Galicia is four provinces of verdant, hilly land, geographically cut off from the rest of the country by poor communications and a rugged mountain range around its eastern flank and its southern border with Portugal.
Since prehistoric times, it has been characterized by a social and economic structure not typical of the rest of Spain.
Subsistence farming remains the norm in much of the interior of Galicia today.
And there lived Paulino Fernandez in his farmhouse with his fears.
Analysis of Crimes
“Paulino had been extremely worried about someone taking his land, but he faced no threat of any kind and had normal relations with neighbors,” said Sergio Vazquez Yebra, Fernandez’s lawyer and mayor of the nearby town of Chantada.
The Galician village is “a world subject to drastic transformations,” columnist Carlos Luis Rodriguez wrote in La Voz de Galicia, the region’s leading newspaper.
“The crime . . . is, in part, an expression of the daily dramas of rural Galicia that stun us because they shatter our ideal of the bucolic village.
“The Galician village is a genuine pressure cooker where all kinds of conflicts simmer over a low fire and where the modern and the ancestral crash into each other as if upon a breakwater.
“The peasant who listens to the sermon of the parish priest in the morning and watches ‘Dallas’ on television by the light of the hearth must necessarily suffer a shock due to the sudden clash between a world view proper of the last century with another that is an advance of that to come in the next century.”
Jobs Came and Went
Between 1950 and 1970, the region of 3 million people underwent rapid but incomplete industrialization, mainly involving shipbuilding and steel plants on the Atlantic Coast. Since then, however, more than 20,000 relatively new, high-paying jobs in these smokestack industries were lost, due to drastic restructuring forced by a decade-long recession that ended in 1984.
Galicia accounts for less than 6% of Spain’s gross national product, and agriculture still dominates the economy. Potatoes, corn, grapes and cabbage are the principal crops, and dairies here supply about 25% of the milk consumed by Spain’s 39 million people.
Paulino Fernandez’s obsession with his real estate rang true to the Galicians’ fabled bond with the earth and their legendary longing for the land it after they had emigrated to Latin America or, more recently, to West Germany or France.

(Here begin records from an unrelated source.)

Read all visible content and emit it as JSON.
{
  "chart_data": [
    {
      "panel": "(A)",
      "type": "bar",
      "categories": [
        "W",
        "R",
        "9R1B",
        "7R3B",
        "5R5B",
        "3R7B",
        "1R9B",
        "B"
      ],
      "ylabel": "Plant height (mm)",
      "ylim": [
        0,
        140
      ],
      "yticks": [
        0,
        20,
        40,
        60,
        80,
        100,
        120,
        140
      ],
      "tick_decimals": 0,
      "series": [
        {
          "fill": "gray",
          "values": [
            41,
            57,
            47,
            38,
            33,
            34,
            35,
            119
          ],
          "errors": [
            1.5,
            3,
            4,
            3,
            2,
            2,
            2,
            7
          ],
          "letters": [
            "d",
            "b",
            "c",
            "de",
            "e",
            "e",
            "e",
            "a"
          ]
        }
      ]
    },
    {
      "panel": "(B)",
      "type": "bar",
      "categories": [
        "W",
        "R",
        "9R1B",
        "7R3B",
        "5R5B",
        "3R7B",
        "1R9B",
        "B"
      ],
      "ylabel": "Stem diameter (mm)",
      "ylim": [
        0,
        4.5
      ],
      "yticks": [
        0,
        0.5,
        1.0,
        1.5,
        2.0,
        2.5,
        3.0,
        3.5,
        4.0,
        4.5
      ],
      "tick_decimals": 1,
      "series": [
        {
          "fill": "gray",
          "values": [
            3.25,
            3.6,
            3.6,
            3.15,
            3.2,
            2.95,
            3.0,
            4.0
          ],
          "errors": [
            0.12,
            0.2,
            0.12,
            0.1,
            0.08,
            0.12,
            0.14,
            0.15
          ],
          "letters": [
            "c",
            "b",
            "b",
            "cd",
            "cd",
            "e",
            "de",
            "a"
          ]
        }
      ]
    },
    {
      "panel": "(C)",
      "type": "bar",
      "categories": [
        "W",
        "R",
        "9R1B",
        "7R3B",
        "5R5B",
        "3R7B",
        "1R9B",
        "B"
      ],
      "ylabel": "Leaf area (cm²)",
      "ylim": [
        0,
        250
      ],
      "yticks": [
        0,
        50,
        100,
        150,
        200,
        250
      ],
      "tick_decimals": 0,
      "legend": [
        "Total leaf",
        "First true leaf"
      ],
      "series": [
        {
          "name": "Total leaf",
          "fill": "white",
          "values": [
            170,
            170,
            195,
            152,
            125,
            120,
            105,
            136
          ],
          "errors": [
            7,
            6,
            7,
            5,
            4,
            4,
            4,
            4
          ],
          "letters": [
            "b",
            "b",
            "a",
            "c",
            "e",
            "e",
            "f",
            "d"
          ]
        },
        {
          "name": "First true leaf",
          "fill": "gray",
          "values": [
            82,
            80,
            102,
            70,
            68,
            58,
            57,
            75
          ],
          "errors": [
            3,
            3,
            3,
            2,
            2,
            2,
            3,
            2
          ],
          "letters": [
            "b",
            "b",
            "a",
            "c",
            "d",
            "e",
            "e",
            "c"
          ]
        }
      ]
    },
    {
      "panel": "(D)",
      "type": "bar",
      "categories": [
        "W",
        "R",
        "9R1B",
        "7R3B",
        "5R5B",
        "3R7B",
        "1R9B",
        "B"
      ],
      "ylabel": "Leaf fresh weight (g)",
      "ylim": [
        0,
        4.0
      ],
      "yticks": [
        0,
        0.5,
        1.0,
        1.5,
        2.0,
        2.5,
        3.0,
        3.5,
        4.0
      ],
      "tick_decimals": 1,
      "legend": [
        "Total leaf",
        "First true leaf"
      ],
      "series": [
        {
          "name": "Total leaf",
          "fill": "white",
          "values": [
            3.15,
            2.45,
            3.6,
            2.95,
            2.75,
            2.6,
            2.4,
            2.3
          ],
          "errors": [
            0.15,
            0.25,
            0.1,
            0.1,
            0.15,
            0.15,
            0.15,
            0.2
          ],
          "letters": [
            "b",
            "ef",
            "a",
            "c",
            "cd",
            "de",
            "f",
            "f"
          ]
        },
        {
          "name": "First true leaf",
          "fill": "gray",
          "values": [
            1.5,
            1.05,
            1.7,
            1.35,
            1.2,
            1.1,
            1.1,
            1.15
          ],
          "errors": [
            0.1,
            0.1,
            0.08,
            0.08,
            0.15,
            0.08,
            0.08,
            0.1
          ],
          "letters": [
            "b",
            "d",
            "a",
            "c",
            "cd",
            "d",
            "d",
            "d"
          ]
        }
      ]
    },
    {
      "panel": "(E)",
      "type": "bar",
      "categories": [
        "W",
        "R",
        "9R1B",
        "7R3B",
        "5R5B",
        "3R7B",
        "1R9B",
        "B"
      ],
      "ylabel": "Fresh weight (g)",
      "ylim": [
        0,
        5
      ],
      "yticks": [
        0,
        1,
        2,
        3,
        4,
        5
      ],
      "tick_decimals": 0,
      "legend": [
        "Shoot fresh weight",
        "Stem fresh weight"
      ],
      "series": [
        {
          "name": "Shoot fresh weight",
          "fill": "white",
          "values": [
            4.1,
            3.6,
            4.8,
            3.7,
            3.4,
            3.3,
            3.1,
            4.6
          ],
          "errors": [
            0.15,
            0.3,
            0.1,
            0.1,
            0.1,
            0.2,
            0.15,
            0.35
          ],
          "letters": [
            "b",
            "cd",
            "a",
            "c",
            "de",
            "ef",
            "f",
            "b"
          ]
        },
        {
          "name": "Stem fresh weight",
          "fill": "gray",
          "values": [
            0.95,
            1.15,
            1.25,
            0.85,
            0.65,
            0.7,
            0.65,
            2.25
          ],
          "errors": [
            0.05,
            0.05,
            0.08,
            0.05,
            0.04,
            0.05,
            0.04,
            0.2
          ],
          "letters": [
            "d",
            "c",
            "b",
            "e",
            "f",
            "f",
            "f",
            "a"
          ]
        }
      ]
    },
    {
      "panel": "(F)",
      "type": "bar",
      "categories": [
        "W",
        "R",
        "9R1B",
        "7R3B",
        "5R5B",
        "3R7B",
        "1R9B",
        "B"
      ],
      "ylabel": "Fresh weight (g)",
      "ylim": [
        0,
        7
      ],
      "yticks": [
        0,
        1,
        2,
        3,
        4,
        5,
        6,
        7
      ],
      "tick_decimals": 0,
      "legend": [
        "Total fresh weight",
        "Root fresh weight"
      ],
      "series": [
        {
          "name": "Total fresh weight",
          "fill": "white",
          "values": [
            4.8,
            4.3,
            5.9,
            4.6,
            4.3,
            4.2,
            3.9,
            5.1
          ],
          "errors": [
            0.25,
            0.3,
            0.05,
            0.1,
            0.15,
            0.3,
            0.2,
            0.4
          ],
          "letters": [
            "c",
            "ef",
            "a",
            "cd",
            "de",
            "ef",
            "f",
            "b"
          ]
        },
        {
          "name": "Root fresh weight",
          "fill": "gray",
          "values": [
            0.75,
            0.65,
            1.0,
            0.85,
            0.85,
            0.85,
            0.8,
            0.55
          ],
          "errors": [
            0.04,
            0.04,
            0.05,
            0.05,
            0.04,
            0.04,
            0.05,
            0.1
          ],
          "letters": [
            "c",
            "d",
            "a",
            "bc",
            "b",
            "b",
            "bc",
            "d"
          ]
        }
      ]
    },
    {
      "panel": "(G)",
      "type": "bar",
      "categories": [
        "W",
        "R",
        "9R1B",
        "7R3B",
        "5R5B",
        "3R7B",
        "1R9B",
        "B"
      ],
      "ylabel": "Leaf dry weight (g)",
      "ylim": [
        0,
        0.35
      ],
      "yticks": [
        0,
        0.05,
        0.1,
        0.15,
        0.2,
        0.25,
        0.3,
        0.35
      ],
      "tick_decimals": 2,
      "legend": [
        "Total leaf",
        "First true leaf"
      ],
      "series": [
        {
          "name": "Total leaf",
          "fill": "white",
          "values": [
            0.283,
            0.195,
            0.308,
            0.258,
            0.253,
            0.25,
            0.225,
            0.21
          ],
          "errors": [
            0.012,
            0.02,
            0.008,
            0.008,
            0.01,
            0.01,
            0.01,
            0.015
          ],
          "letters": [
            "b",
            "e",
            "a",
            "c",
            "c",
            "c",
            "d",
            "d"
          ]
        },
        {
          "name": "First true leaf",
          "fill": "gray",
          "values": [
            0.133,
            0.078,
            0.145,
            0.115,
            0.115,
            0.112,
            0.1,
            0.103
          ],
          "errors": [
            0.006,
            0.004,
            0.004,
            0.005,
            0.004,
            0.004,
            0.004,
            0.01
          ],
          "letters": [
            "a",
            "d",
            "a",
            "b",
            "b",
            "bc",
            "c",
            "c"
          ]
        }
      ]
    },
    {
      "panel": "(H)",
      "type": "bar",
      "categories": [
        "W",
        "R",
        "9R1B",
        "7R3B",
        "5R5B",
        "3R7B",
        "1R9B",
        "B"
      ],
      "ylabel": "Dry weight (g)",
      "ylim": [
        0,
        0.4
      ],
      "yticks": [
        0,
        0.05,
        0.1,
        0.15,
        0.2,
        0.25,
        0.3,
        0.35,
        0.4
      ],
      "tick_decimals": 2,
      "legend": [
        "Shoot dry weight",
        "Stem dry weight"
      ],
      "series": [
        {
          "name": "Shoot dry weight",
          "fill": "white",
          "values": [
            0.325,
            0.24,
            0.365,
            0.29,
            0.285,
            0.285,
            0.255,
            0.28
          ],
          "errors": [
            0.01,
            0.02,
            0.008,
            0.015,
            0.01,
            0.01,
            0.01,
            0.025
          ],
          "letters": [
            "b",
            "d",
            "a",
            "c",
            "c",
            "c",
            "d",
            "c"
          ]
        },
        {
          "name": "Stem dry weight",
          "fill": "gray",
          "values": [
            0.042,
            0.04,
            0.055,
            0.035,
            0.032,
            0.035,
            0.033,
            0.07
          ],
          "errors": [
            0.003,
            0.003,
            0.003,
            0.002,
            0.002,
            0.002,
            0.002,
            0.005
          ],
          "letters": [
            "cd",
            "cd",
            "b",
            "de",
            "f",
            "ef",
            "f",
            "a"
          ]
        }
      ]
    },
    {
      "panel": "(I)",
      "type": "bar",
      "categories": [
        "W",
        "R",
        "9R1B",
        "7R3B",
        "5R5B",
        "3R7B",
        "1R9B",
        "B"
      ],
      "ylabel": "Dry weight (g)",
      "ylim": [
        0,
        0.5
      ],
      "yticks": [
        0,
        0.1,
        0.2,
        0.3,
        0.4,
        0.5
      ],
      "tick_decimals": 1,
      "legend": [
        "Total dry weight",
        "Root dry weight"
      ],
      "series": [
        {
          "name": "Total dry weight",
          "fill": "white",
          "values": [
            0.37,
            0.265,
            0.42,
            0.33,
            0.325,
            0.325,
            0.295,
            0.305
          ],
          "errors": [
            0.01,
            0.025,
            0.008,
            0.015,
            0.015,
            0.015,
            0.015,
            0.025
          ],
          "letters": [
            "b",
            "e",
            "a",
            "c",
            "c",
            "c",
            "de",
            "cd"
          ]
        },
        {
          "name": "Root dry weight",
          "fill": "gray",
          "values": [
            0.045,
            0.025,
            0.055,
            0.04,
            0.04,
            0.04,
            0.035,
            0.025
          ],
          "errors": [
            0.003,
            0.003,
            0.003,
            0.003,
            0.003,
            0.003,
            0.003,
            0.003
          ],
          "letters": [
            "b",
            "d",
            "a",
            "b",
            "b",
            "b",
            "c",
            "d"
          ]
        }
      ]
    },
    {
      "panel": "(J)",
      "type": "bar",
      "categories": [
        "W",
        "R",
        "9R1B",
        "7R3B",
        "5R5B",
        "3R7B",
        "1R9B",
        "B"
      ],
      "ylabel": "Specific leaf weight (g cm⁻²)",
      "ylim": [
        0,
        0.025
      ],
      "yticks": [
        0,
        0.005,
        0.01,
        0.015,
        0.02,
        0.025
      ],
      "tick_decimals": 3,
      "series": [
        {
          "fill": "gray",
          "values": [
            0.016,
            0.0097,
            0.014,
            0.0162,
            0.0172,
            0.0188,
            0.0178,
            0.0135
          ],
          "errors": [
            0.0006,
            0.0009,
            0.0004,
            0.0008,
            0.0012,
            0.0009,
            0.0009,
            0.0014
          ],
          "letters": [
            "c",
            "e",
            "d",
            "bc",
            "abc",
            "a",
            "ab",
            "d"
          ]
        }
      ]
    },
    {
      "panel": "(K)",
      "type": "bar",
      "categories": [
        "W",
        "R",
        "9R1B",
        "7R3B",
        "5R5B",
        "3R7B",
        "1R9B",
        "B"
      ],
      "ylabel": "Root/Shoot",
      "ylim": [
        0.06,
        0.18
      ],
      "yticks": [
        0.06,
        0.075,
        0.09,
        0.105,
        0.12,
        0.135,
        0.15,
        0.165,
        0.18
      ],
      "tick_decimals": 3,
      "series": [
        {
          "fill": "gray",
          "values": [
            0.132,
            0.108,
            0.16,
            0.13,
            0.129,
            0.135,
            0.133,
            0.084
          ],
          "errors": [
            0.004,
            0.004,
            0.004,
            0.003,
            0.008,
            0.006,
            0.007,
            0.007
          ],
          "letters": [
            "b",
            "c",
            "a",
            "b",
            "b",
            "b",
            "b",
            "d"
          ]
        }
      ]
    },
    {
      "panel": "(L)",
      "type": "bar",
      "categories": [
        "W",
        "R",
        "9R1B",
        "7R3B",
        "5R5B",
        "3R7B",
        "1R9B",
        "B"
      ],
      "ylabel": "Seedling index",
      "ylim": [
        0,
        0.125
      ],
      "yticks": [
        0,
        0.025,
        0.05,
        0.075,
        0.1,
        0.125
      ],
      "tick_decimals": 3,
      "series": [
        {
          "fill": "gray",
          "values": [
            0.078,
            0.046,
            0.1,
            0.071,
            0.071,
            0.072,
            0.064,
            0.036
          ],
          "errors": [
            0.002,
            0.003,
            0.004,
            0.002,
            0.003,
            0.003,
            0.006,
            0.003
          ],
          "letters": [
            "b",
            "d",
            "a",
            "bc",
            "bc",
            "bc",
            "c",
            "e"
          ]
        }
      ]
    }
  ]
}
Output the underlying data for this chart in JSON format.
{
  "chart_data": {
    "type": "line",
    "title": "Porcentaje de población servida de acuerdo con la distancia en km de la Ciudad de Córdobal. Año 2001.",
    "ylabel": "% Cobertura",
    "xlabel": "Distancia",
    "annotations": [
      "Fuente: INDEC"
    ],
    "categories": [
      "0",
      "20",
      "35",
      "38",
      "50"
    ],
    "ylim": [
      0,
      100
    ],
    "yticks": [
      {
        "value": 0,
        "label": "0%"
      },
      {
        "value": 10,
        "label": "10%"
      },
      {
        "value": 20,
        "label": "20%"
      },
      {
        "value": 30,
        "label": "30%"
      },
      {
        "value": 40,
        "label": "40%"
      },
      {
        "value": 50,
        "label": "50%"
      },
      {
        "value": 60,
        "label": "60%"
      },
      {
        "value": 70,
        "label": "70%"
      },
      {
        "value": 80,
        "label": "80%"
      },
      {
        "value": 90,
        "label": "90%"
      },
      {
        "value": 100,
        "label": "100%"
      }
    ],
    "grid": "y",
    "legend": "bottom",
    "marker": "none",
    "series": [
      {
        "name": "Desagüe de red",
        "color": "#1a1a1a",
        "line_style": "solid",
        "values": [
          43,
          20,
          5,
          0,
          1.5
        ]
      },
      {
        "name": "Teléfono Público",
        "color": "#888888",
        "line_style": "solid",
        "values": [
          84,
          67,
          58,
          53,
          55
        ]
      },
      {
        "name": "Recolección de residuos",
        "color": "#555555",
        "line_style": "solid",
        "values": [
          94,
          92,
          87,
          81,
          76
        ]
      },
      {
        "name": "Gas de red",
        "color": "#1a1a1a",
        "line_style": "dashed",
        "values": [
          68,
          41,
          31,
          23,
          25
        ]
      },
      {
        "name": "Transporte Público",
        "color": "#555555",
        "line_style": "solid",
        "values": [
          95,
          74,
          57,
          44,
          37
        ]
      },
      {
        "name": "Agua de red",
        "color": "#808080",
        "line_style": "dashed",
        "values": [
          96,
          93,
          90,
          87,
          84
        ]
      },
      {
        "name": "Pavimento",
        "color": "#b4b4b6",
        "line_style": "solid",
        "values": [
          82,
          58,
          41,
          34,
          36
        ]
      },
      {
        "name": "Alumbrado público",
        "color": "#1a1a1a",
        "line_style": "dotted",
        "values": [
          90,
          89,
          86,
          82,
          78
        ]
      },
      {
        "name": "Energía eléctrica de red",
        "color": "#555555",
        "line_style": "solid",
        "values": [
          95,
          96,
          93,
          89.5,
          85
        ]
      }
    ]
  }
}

An estimated 1 million Galicians, haunted by the specter of a dark future, left home in this century.
Among the best-known products of Galicia are Cuba’s Fidel Castro and Raul Alfonsin, the president of Argentina.
Other Spaniards see Galicians (los Gallegos) as melancholy, brooding and pessimistic people obsessed with death and witchcraft. They are also known for their cunning and their contradictory nature.